Bereits in der ersten Hälfte des 16. Jahrhunderts stand an der Stelle des Leontjewsker Friedhofs eine hölzerne Kirche, die dem Bischof Leontius, dem himmlischen Schutzpatron des Rostower Landes, gewidmet war, der 1071 von Heiden ermordet wurde. Im Laufe der Zeit hat sich das Dorf wahrscheinlich näher an die Straße verlagert und ließ um die Leontjewskaja Kirche nur noch den ländlichen Friedhof zurück.

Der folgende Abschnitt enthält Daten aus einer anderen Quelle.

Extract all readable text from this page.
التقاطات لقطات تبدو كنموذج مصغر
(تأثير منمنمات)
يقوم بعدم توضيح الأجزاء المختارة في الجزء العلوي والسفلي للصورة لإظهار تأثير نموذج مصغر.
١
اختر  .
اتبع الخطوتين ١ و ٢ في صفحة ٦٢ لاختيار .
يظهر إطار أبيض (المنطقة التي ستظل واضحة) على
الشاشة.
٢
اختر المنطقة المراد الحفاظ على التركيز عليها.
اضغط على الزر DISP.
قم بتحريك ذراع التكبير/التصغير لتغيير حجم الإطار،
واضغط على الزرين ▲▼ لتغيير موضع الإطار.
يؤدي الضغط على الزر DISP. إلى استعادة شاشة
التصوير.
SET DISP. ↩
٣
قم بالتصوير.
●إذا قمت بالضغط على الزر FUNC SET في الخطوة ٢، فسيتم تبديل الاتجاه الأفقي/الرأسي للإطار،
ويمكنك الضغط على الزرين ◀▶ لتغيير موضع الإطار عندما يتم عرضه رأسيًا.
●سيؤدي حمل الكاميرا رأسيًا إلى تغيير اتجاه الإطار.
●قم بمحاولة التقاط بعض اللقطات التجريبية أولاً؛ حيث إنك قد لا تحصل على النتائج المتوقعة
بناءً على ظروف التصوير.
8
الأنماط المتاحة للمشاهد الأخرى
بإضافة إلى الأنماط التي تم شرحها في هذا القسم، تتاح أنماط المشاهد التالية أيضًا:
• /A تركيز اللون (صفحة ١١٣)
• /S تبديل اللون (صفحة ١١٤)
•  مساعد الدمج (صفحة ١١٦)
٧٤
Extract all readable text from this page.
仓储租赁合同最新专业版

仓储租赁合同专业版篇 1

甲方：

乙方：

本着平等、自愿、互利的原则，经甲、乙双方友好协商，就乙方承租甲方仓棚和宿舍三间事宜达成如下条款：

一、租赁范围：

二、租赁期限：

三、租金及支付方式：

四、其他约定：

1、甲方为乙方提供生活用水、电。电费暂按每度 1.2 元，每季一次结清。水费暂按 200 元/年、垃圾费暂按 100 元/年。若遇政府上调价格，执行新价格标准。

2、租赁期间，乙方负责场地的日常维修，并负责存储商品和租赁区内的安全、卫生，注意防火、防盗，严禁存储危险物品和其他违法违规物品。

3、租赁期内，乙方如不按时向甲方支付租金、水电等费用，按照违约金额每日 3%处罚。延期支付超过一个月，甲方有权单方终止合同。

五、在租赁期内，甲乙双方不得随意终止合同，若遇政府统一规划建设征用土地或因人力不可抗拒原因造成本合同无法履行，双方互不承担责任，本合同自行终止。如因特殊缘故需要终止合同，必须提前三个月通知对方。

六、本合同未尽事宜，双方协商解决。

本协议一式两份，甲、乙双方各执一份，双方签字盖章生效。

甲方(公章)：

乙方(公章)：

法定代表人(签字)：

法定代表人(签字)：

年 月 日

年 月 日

Unter den Kirchen in Luchinskij, Burmakino und Davydkovo sticht die Leontjewskaja Kirche mit ihrer ausgeprägten Höhenkomposition und dem Glockenturm hervor. Die altrussischen Baumeister berücksichtigten stets die Landschaft und die Verbindung des Gebäudes mit der Natur. Die Leontjewskaja Kirche befindet sich an einem niedrigen, sumpfigen Ufer der Juchoti, und um ein einprägsames architektonisches Bild zu schaffen, war hier ein kraftvoller "Aufstieg" architektonischer Formen erforderlich.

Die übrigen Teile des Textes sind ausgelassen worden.